SEC. 79-12-95. Registration of foreign limited liability partnerships.
(1) Before transacting business in this state, a foreign limited liability partnership shall register with the Secretary of State. In order to register, a foreign limited liability partnership shall submit to the Secretary of State one (1) original certificate of registration as a foreign limited liability partnership, setting forth:
(a) The name of the foreign limited liability partnership and, if different, the name under which it proposes to register and transact business in this state;
(b) The state or other jurisdiction and the date of its organization;
(c) The name and street and mailing address of the registered agent for service of process on the foreign limited liability partnership which the foreign limited liability partnership has elected to appoint. Such agent must be either an individual resident of this state, a domestic business corporation or not-for-profit corporation, a foreign business corporation or not-for-profit corporation authorized to transact business in this state, a domestic limited liability company, a foreign limited liability company authorized to transact business in this state, a domestic limited liability partnership or a foreign limited liability partnership authorized to transact business in this state. Any registered agent so appointed may change its address or resign by filing a certificate to such effect with the Secretary of State, executed by the registered agent, and naming the foreign limited liability partnership or partnerships to which the certificate relates;
(d) A statement that the Secretary of State is appointed the registered agent of the foreign limited liability partnership for service of process if the registered agent has resigned, if the registered agent's authority has been revoked or if the registered agent cannot be found or served with the exercise of reasonable diligence;
(e) The address of the office required to be maintained in the state or jurisdiction of its organization by the laws of that state or jurisdiction or, if not so required, the address of the principal office of the foreign limited liability partnership;
(f) If the foreign limited liability partnership has a specific date of dissolution, the latest date upon which the foreign limited liability partnership is to dissolve;
(g) A statement to the effect that the partnership is a limited liability partnership; and
(h) Any other matters the foreign limited liability partnership determines to include.
(2) The certificate of registration shall be executed by one or more partners authorized to execute the certificate.
(3) If the Secretary of State finds that a certificate of registration meets the requirements of this section and all requisite fees as provided in Section 79-12-111 of this chapter have been paid, he shall:
(a) Endorse on the original the word "Filed" and the month, day and year of the filing thereof;
(b) File in his office the original of the certificate; and
(c) Return a copy to the person who filed it or his representative.
(4) Registration is effective immediately upon the certificate of registration being filed or at any later time within ninety (90) days after the certificate is filed specified in the certificate, if, in either case, the certificate so filed substantially complies with the requirements of this chapter.
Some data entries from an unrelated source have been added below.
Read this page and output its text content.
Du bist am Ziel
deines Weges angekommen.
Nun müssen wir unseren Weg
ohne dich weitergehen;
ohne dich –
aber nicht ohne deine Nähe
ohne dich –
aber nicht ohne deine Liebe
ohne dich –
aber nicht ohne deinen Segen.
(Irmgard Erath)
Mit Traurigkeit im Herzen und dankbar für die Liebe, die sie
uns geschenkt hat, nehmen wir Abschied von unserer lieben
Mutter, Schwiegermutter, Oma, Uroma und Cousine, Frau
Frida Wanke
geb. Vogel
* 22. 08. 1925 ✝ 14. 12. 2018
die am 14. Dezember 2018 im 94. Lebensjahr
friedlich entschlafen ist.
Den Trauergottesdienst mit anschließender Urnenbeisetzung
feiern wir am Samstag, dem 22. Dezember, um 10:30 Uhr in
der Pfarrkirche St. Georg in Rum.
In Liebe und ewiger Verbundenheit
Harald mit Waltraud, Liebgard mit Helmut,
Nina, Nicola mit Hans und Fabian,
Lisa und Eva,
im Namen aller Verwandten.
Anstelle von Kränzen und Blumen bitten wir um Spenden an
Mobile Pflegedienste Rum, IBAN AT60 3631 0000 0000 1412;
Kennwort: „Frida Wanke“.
Registration remains effective until it is voluntarily cancelled by filing with the Secretary of State a certificate of cancellation executed by one or more partners authorized to execute it and paying the fee set forth in Section 79-12-111. A foreign limited liability partnership shall cancel its registration upon completion of the winding up of its affairs and may cancel its registration upon it ceasing to transact business in this state. Cancellation revokes the authority of the registered agent for service of process designated pursuant to this section and operates as a consent that the Secretary of State may accept service of process on the foreign limited liability partnership with respect to causes of action arising out of the transaction of business in this state.
(5) The status of a partnership as a foreign limited liability partnership, and the liability of the partners thereof, shall not be affected by (a) errors in the information stated in a certificate under subsection (1) of this section, or (b) changes after the filing of the certificate in the information stated in the certificate.
(6) If any statement in the certificate of registration of a foreign limited liability partnership was false when made or any arrangements or other facts described therein change, making the certificate inaccurate in any respect, or if the foreign limited liability partnership shall desire to change its registered agent for service of process, the foreign limited liability partnership shall promptly file in the office of the Secretary of State a certificate of amendment, correcting or amending the certificate of registration, together with a fee as set forth in Section 79-12-111 of this chapter. A certificate of amendment shall be executed by one or more partners authorized to execute it. The failure to correct an inaccurate certificate or to amend a certificate shall not affect the liability of the partners of the foreign limited liability partnership.
(7) The Secretary of State may provide forms for the certificates described in this section.
(8) The fact that a certificate of registration of a foreign limited liability partnership is on file in the office of the Secretary of State is notice that the entity is a foreign limited liability partnership.